Legislation to reduce and deter scrap metal and copper theft

March 19, 2014

Scrap Metal theft is a problem, especially copper theft. There are multiple actions that can help reduce and deter it. 1) Go after and prosecute the thieves, 2) People and companies must use reasonable security to protect their facilities, 3) Shut down Recycling Centers that knowingly buy stolen material, 4) Law enforcement should use the web based and simple to use, industry theft alert system (run by ISRI), to alert all Recycling Centers to be on the lookout for stolen material when there is a theft.

All will help, but the real issue is economics. The National Insurance Crime Bureau (, did a major study on copper theft. The study documented that the price of copper strongly correlates to the amount of copper theft; copper theft goes down when the price of copper goes down and theft goes up with the price goes up. This week copper hit a new multi-year low and the price has been going down for many months. Copper theft is going down, yet true, graphic stories about scrap metal theft remain in the press.

As for the proposed and current Michigan law and laws people are talking about in California and other places, Repressive Tlaib of Michigan, in a meeting with about 20 people once said that for Recycling Centers, "It would be onerous to have them issue checks for material". Rep Tlaib was right. She now says she wants checks (putting onerous conditions on Recycling Centers) and says "no criminal wants to sign the back of a check and cash it". Some Recycling Centers would have to issue 300-700+ checks a day for as little as $2.00 each. A law abiding person might then have to pay $5.00 to cash these checks, meaning these checks will make check cashing companies rich and it takes money away from the person that legally collects material for recycling.
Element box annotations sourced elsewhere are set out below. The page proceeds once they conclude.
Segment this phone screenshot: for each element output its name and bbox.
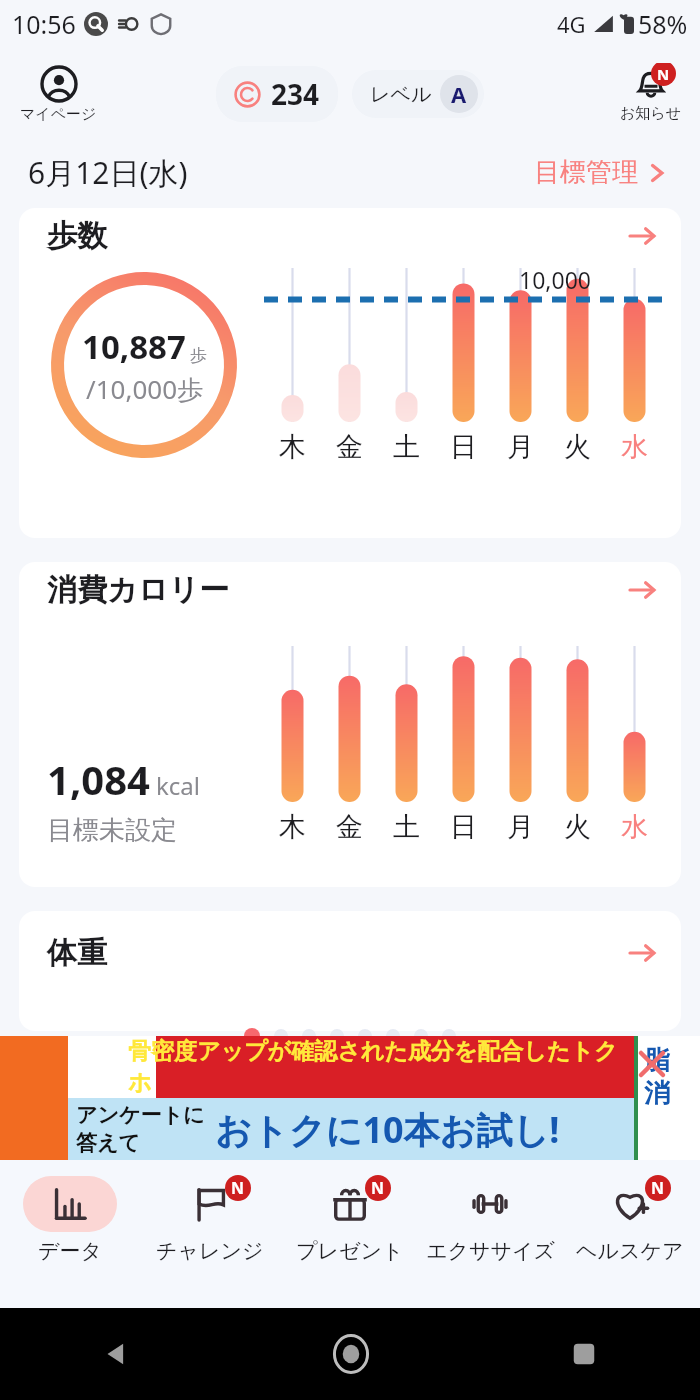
button[interactable]: N	[560, 1160, 700, 1308]
button[interactable]: 体重	[19, 911, 681, 1031]
staticText: 日	[450, 430, 477, 464]
staticText: N	[651, 1177, 665, 1199]
staticText: マイページ	[20, 105, 97, 124]
other: 最近のアプリ	[568, 1338, 600, 1370]
staticText: 土	[393, 810, 420, 844]
button[interactable]: 歩数	[19, 208, 681, 538]
staticText: 骨密度アップが確認された成分を配合したトクホ	[128, 1037, 634, 1097]
staticText: 水	[621, 810, 648, 844]
staticText: ヘルスケア	[576, 1238, 684, 1264]
button[interactable]: N	[280, 1160, 420, 1308]
staticText: 木	[279, 810, 306, 844]
staticText: 歩数	[47, 217, 107, 255]
staticText: A	[451, 79, 467, 109]
staticText: お知らせ	[620, 104, 682, 123]
staticText: 月	[507, 810, 534, 844]
button[interactable]: エクササイズ	[420, 1160, 560, 1308]
staticText: N	[371, 1177, 385, 1199]
staticText: /10,000歩	[86, 371, 204, 407]
staticText: チャレンジ	[156, 1238, 264, 1264]
staticText: 10:56	[12, 7, 76, 41]
staticText: 1,084	[47, 752, 150, 806]
button[interactable]: 234	[216, 66, 338, 122]
staticText: プレゼント	[296, 1238, 404, 1264]
staticText: 日	[450, 810, 477, 844]
button[interactable]: 閉じる	[632, 1044, 672, 1084]
staticText: 金	[336, 430, 363, 464]
staticText: N	[657, 64, 670, 84]
staticText: 脂	[644, 1044, 670, 1077]
button[interactable]: 詳細	[627, 575, 657, 605]
staticText: 目標管理	[534, 156, 638, 189]
staticText: おトクに10本お試し!	[215, 1105, 560, 1154]
button[interactable]: N	[140, 1160, 280, 1308]
staticText: 目標未設定	[47, 814, 177, 847]
button[interactable]: 消費カロリー	[19, 562, 681, 887]
button[interactable]: お知らせ	[616, 63, 686, 125]
staticText: N	[231, 1177, 245, 1199]
staticText: 歩	[190, 345, 207, 366]
staticText: 4G	[557, 9, 586, 39]
staticText: 水	[621, 430, 648, 464]
staticText: 金	[336, 810, 363, 844]
button[interactable]: 詳細	[627, 938, 657, 968]
staticText: 消	[644, 1077, 670, 1110]
other: ホーム	[328, 1331, 374, 1377]
staticText: アンケートに 答えて	[76, 1102, 205, 1156]
button[interactable]: 詳細	[627, 221, 657, 251]
staticText: 10,887	[82, 324, 186, 369]
staticText: 体重	[47, 934, 107, 972]
staticText: kcal	[156, 769, 200, 802]
staticText: 月	[507, 430, 534, 464]
staticText: 消費カロリー	[47, 571, 230, 609]
button[interactable]: 目標管理	[530, 152, 672, 193]
staticText: レベル	[370, 82, 432, 107]
button[interactable]: マイページ	[14, 63, 103, 126]
staticText: 土	[393, 430, 420, 464]
other: 戻る	[100, 1337, 134, 1371]
staticText: データ	[38, 1238, 102, 1264]
staticText: 234	[271, 75, 320, 113]
staticText: 6月12日(水)	[28, 152, 188, 193]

A proposed part of the Michigan law would require an ATM that takes a photo of the seller getting the money, instead of a check for copper. If I were a prosecutor, I would want a photo of a person getting money, not a signature on a check that could be forged. As a prosecutor do I want to get a handwriting expert in court to prove the person got the money, or do I want a photo of the criminal getting the money? Also, as a prosecutor do I want to call a Recycling Center and have them email me a photo of a person getting his/her money and have it in a hour or less, or do I want to issue a subpoena to a bank to get a copy of a check with a possible forged signature, which could take days or weeks to get at a high cost of paperwork and time? Also a retired police Captain once said "Checks are 200 year old technology. We should be using new technology like ATMs that take photos to catch thieves, not 200 year old technology." Even "Homeland Security Today" (for Insight & Analysis for Government Decision Makers), once ran a release/story on the use of ATMs taking photos to catch metal theft thieves and be a deterrent-thieves do not want their photo taken. Also, issuing more checks would lead to more check fraud. Scanners and printers are cheap, so there would be more check fraud, leading to tens of thousands of dollars of theft.

Related, the current law already requires a signature by the seller at the transaction. In Detroit, the current law also requires a thumb print. Why would a second signature help as Rep Tlaib wants? Rep Tlaib also says "It's great for our law enforcement to have an address", implying that the new law requires this. The current law now requires a valid State or Federal ID with an address for the seller, to the sell material. No Photo ID, no transaction. The key here is a photo of the person getting money would help prosecutors, along with currently in the MI/Detroit law, which requires 1) a thumbprint, 2) a scan or copy of a State or Federal photo ID 3) signature; and add to the law 4) transactions need to be by ATM that take a photo of the seller getting his/her money and 5) a photo of the person and their material. The current law also requires a holding of certain material for a week. If I were a prosecutor do I want to have someone go through boxes of material, with hundreds or thousands items, or do I want a photo of the person with his/her material? I am sure that Rep Tlaib, is a hardworking representative of the people, but her idea that a second signature on a check and waiting three days for it, is not the answer.

Also, all are missing the key issue. Making copper, aluminum and steel requires the use of enormous amounts of energy. In this country, much of the energy used to make metal comes from power plants that use imported oil from the Middle East. Making new metal from recycled metal, instead of making it from mined raw materials, uses between 55-90 percent LESS energy. Recycling saves energy. Our thirst for imported oil helps fund terrorists that blow up our buildings, blow up our planes and kill our dedicated young soldiers. Recycling also creates many high wage jobs and middle wage (above minimum wage) jobs that have benefits like healthcare. We need more jobs in this country, not less which will be done by putting onerous (Rep Tlaib' s word) conditions on Recycling Centers. Lastly much of the material in this country that is collected for recycling goes to China—yes, export to China, not import from China. This is creating good high wage jobs in the U.S. with money coming from China. The old copper wire collected for recycling in Detroit, San Francisco, Dallas, Bakersfield, Raleigh, Miami, St. Louis and other places goes to China and comes back to the U.S. in iPhones, iPads and TVs.

We should be promoting recycling, not making it tougher for Recyclers to do business.